• Competition Commission of India Imposes US$ 1.1 Billion Penalty in Cement Cartel Case
  • July 11, 2012 | Authors: Manoj Bhargava; Emily S.Y. Lam; Hiromitsu Miyakawa; Peter J. Wang
  • Law Firms: Jones Day - Singapore Office ; Jones Day - Beijing Office ; Jones Day - Hong Kong Office ; Jones Day - Tokyo Office ; Jones Day - Shanghai Office
  • India's Competition Commission, which was established in 2003 and has been enforcing the cartel provisions of the law since 2009, has imposed fines of approximately US$ 1.1 billion against 11 internationally and locally owned cement manufacturers and their industry association for price fixing. After years without making any penalty decisions, the Commission has recently 'come to life' and made several cartel infringement decisions in rapid succession, of which this case is the most significant.

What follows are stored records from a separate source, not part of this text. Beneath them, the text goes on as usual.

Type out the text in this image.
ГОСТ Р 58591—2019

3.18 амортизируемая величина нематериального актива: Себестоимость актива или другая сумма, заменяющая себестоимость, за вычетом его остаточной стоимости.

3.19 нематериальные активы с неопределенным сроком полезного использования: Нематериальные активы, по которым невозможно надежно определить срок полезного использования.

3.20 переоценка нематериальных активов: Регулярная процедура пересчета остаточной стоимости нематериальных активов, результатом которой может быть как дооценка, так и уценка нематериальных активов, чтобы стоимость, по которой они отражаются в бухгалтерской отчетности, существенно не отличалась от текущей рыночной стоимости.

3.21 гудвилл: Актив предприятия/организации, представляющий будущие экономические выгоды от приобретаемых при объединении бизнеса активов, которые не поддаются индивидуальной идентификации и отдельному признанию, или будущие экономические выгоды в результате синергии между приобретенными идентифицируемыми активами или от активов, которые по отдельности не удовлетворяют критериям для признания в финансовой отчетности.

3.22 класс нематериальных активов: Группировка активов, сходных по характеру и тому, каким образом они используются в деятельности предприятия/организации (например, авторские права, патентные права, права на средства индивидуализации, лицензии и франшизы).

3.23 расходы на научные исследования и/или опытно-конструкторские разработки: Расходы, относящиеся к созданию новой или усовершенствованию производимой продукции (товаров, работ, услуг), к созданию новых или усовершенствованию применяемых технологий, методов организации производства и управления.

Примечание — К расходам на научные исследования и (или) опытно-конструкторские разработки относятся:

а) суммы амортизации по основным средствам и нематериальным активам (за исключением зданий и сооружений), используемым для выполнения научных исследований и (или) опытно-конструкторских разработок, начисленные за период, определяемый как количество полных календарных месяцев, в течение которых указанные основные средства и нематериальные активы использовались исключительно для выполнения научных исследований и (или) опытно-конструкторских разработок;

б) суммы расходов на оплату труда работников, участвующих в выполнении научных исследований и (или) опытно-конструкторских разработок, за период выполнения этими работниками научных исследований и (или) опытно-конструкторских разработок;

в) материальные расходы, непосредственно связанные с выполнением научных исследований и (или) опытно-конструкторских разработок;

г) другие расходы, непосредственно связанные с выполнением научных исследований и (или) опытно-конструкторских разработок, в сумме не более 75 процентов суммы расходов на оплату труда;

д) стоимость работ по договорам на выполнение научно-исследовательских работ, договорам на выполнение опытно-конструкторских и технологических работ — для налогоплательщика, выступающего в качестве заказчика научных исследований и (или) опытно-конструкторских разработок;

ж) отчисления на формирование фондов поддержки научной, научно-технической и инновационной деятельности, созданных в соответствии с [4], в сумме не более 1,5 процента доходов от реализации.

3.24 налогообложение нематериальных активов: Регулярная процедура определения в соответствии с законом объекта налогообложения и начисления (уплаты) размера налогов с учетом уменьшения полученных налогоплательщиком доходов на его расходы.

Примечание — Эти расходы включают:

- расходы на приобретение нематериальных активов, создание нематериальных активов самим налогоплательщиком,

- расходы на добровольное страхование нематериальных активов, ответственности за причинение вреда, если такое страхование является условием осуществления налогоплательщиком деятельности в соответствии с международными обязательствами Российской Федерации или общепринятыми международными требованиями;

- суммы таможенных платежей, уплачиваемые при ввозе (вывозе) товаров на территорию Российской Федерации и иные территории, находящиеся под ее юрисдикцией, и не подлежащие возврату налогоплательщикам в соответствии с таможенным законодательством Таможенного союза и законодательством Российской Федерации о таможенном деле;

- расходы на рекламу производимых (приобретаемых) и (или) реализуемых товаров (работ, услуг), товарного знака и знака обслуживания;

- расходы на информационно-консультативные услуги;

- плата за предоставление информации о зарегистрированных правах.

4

    To reduce the chance that their first decisions are overturned in the courts, new competition agencies often prefer to enforce against blatant breaches through direct evidence. This cartel case is remarkable in that it relies wholly on circumstantial evidence to establish a cartel, one consisting of both fixing prices and limiting output. The Commission's Director General has the power to demand the production of documents, take compulsory interviews under oath, and conduct dawn raids. However it appears there was no use made of these powers to obtain direct evidence. In establishing what level of evidence should be regarded as sufficient in such cases, the CCI has cited enforcement actions in other jurisdictions - the High Fructose Corn Syrup case (U.S.), the News Paper Cartel case (Brazil), the hen eggs case (Latvia) - and an OECD discussion document.

    The circumstantial evidence in this case consisted of lay evidence that there was extensive exchange of price and quantity information within the industry and quasi-economic evidence, including price parallelism, low levels of capacity utilization, dispatch parallelism, and super-normal profits. The parties have vigorously denied the existence of a cartel and have themselves relied on economic evidence refuting each element of the circumstantial evidence against them. It is almost inevitable that this case will be appealed in the Tribunal and the Courts.

    This case stands in stark contrast to the early cement cartel case by the Competition Commission of neighbor Pakistan, in which there was a copy of a written cartel agreement found at the cement industry's headquarters that set prices and output and capacity limits. In that case auditors were even engaged to ensure that the parties adhered to the cartel agreement.

    The Indian competition law has an administrative decision making framework, rather than a prosecution framework. Therefore the question before the courts will be whether the Commission has made an error in its process or decision, rather than the court itself directly taking evidence and determining the facts of the case. In cases involving multiple cartel respondents, a particularly common weakness is whether the evidence is adequate against each defendant taken individually. In this regard the authority may have left itself more open to challenge.

    The case also illustrates the way in which the unique Indian procedure works. The complainant in this case was the very vocal building industry association, which provided an array of allegations to commence the process. After the Commission established that there was a prima face case, it referred the matter to its independent autonomous Director General for investigation. The ensuing report was made available to the accused and the complainant for comment, and comments were lengthy and detailed. In effect this has resulted in an adversarial process between the Director General, supported by the complainant on the one hand, and the accused on the other, with the Commissioners themselves acting in a quasi-judicial way to decide which side has the stronger case.

    A final point of interest concerns the manner in which the fines have been calculated. The maximum fine is determined by reference to the higher of 10% of turnover and three times the net profit. This echoes the approach in many other countries. In this case it appears that submissions were not received from the parties on the quantification of turnover or profits and the Commission establishes the applicable maximums quite simply. On the Commission's analysis, the net profit measure is higher than the turnover measure and the Commission proceeds to then set the fines for all companies at 50% of the net profit for the cement producers and 10% of receipts against the industry association. There is no explicit rationale for choosing those 50% and 10% figures; in this respect, the decision is likely to be particularly vulnerable on appeal.

    Overall this case is one that has substantially illuminated business as to the approach of the Indian cartel enforcement system. It is likely to continue to do so as it works its way through the appeals process.